Shortly after our return, part of our property has also been given back to us. The lumber warehouse continued its operation during the war under the management of the “Aryzator” who took it over from dad. Dad approached him and demanded the return of his business. The Aryan refused, arguing that he got it into his hands legally. In the course of their conversation, dad pointed to his rear pocket and said: “If you don’t leave the business, you will soon find out what will happen.” The other guy has not waited long to find out that dad did not have a pistol in his pocket. He ran away as swift as an arrow, and dad took back his business. Some time later, the two men reconciled their relationship.

Dad’s business became prosperous, thanks to the rapid development in the country. He found a Jewish partner for his business.

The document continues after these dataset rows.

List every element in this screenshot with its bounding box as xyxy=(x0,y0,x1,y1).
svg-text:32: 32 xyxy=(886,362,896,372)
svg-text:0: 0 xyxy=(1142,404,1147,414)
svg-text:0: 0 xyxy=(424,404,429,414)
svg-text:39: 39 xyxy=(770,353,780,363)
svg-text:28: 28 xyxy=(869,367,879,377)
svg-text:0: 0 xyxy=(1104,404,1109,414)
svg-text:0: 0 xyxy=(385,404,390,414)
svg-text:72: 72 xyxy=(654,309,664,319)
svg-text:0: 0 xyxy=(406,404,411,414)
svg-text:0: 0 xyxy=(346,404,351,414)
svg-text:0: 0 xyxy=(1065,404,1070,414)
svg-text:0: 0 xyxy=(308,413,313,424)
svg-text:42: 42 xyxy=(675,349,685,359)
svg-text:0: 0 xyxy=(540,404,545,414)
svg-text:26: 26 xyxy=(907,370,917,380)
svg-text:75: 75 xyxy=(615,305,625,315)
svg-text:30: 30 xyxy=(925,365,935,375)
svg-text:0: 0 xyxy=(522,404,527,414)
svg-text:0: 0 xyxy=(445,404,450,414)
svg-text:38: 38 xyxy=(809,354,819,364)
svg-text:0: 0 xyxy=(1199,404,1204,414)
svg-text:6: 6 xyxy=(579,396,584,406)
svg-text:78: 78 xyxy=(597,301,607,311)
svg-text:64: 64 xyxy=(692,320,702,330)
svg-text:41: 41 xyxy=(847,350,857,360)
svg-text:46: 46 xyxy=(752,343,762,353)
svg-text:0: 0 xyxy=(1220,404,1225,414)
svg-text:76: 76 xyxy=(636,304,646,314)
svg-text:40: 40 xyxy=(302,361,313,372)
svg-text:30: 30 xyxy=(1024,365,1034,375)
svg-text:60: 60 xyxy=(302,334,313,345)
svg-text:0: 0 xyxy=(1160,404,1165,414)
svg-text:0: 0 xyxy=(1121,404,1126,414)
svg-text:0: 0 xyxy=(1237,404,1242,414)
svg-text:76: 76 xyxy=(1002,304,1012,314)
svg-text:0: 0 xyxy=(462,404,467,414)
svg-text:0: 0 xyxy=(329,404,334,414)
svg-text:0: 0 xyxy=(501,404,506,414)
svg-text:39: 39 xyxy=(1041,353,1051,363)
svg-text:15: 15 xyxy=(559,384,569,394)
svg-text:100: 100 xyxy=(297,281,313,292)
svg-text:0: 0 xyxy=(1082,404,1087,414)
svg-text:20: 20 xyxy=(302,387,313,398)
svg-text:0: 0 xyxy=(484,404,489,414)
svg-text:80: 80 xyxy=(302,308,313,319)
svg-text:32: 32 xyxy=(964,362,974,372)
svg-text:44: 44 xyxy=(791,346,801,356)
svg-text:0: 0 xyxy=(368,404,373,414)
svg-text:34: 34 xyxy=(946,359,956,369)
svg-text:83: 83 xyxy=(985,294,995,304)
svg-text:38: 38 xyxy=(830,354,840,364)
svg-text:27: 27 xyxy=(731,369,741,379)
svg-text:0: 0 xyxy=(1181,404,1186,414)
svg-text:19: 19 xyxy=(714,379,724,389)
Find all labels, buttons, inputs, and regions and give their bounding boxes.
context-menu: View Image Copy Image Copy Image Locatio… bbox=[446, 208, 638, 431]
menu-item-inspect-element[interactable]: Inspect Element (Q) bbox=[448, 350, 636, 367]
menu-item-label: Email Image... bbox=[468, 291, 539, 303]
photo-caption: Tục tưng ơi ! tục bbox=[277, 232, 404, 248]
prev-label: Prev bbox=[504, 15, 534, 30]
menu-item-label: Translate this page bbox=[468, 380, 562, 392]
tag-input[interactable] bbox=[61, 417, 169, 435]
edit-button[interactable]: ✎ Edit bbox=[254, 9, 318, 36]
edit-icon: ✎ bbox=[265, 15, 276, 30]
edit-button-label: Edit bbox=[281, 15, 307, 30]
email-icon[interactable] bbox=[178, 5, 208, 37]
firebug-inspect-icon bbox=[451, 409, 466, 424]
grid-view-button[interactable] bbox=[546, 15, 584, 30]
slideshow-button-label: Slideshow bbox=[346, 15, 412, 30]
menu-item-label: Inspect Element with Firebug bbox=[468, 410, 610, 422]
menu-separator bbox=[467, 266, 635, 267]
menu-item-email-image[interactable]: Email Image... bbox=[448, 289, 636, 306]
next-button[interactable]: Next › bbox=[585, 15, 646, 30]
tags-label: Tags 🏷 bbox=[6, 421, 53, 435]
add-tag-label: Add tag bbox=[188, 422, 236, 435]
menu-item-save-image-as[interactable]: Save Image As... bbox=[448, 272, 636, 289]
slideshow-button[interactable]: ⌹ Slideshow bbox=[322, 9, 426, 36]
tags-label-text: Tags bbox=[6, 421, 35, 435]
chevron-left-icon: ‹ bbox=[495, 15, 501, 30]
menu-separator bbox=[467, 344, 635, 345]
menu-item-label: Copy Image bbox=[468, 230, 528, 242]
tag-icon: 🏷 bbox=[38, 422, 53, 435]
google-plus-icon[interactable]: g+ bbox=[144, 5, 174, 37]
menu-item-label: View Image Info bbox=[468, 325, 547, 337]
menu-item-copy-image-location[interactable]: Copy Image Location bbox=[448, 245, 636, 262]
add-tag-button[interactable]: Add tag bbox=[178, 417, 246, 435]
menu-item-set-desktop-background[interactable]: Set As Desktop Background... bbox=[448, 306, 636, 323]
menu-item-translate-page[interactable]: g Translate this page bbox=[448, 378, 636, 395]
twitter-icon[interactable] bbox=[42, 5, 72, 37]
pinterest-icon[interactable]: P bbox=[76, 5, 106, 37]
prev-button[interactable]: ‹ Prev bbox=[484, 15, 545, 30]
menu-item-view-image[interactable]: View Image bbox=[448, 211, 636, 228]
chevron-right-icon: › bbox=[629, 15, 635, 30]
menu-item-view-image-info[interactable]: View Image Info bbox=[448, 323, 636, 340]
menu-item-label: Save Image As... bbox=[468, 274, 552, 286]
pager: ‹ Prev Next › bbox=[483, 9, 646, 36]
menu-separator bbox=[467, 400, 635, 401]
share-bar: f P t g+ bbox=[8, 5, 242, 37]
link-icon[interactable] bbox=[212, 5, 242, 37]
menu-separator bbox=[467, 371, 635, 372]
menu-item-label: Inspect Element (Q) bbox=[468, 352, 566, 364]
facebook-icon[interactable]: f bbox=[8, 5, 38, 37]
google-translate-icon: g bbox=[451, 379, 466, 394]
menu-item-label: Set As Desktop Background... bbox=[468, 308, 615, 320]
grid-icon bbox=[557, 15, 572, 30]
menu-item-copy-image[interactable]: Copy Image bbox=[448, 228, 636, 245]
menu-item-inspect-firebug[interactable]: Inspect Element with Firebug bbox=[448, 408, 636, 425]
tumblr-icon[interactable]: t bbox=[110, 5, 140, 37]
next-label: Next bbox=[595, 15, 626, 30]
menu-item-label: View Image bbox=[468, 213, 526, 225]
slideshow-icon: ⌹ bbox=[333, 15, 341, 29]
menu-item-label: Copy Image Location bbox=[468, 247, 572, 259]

The profit allowed us to move to a nice, spacious house in the outskirts of town, and later hire a housemaid and a cook. At that time, the house in Petržalka, where we were born and lived in until 1938, was renovated, but our parents did not want to return to it.

On December 18, 1945, our parents held a modest Bar-Mitzva celebration for Naftali. Among the presents he received were leather sheets for his shoe-soles. He was very impressed with that present, and he kept it in his memory, only to buy, many decades thereafter an in another country, a similar gift for his grandson. It became a symbol, a bridge between past and present.

Later in December, Naftali took part in the winter camp of Hashomer Hatzair in the Súľov Mountains. On that spot, the future Kibbutz Lehavot Chaviva was proclaimed.

Shmuel did not go to that winter camp, because he was still hospitalized for his arthritis.

Because we were of different age, we went to different classes in school. That factor, together with Shmuel’s health problems, brought us to separate tracks in our day-by-day life. However, we had something very significant in common: it was clear that the youth movement, aimed at immigration to Eretz-Israel was for us more important than school.